/AwsGraphDB

Load AWS infrastructure into Neo4j Database for security and compliance analisys

Primary LanguagePythonThe UnlicenseUnlicense

AWS Infrastructure in Neo4j (AWSUCMDB) and Security Analisys

Generally, using AWS Cloud could not be easy to keep under control your objects like EC2, VPNs, Transit Gateway Attachments, VPC peering, Security Groups and so on; this unwelcome issue could be amplified when you work with multiple accounts and VPCs spread across all over the world. The mistake is always behind the corner.
Graph database is a very useful tool to keep relationships under control and identify what should considered as a security breach.
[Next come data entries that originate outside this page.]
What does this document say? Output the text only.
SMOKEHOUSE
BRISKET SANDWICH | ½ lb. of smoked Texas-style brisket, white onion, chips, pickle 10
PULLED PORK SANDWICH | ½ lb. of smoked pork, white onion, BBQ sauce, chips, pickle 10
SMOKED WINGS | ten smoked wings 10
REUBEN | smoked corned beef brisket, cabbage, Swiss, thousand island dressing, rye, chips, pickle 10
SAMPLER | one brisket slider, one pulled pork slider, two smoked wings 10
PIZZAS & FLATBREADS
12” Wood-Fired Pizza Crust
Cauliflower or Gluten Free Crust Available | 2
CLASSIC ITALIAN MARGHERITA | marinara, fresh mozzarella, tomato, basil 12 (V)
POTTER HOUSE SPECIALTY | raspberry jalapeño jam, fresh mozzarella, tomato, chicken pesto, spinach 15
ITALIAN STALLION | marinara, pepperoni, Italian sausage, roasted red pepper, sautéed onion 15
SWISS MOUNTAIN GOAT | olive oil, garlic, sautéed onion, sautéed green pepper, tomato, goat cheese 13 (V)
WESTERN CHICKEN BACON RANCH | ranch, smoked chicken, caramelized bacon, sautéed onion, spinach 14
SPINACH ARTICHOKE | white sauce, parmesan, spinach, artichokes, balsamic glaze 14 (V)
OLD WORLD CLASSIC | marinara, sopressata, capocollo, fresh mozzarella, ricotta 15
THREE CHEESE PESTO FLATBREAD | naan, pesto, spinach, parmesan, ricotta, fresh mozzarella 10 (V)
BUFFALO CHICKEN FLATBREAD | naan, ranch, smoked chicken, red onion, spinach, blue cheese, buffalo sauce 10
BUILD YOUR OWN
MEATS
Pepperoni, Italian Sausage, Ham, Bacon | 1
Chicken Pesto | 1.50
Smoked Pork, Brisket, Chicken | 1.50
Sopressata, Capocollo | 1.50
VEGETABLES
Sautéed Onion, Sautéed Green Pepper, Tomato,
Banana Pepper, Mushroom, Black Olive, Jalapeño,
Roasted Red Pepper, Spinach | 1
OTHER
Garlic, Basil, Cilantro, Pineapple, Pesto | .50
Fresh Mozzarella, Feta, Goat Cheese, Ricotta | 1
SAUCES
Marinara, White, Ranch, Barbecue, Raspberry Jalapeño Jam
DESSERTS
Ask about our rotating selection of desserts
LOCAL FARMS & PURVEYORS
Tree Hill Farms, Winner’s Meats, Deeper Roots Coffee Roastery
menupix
From this premise I started to work on AWSGraphDB project; it uses:

  • Cloud Custodian to collect your AWS Cloud infrastructure objects;
  • Python scripts to load data gathered using Custodian into Neo4j database for analisys.
  • Neo4j Desktop client to visualize, explore and deep dive into your infrastructure's configuration;

Logical schema and preview

Graph database logical flow and relationship

In the picture below you can approach to the DB schema and its internal object's relationships
GitHub Logo

Example - How network topology can looks like

GitHub Logo

Example - Explore your infrastructure looking for mistakes: EC2 instances with port 22 open to any

GitHub Logo

Getting Started

These instructions will provide you a copy of the project up and running on your local machine for development and testing purposes.

Prerequisites

Neo4j Desktop installed on your PC with some basic knowledge on how create a Project and how to write simple queries.
Software can be downloaded from: Neo4j Desktop

Cloud Custodian installed and configured for your AWS Environment.
You can find all the information required from: Cloud Custodian

Python 3.6 (or later) Enviroment with the following extra modules: py2neo and untangle
You can download and install it following official Python website

c7n-org is a tool to run Custodian against multiple AWS accounts, Azure subscriptions, or GCP projects in parallel.
You can download and install it following official tool website

Installation

Cloud Custodian

c7n-org

  • Install c7n-org tool with
pip install c7n-org

Configuration and extraction data

c7n-org

  • Generate the account.yml file which contains information about your AWS Organizations ID with
python orgaccounts.py -f accounts.yml

Note: script is provided via github cloud-custodian project.
Take a look to sample account.yml contained in the repository

  • Extract infrastructure's components with
c7n-org run -c accounts.yml -s output_folder -u custodian.yml --region all --dryrun

Note: We use --dryrun flag but I kindly suggest to run the command using a readall IAM credential to avoid mistakes.
YAML custodian.yml is already included in the repository.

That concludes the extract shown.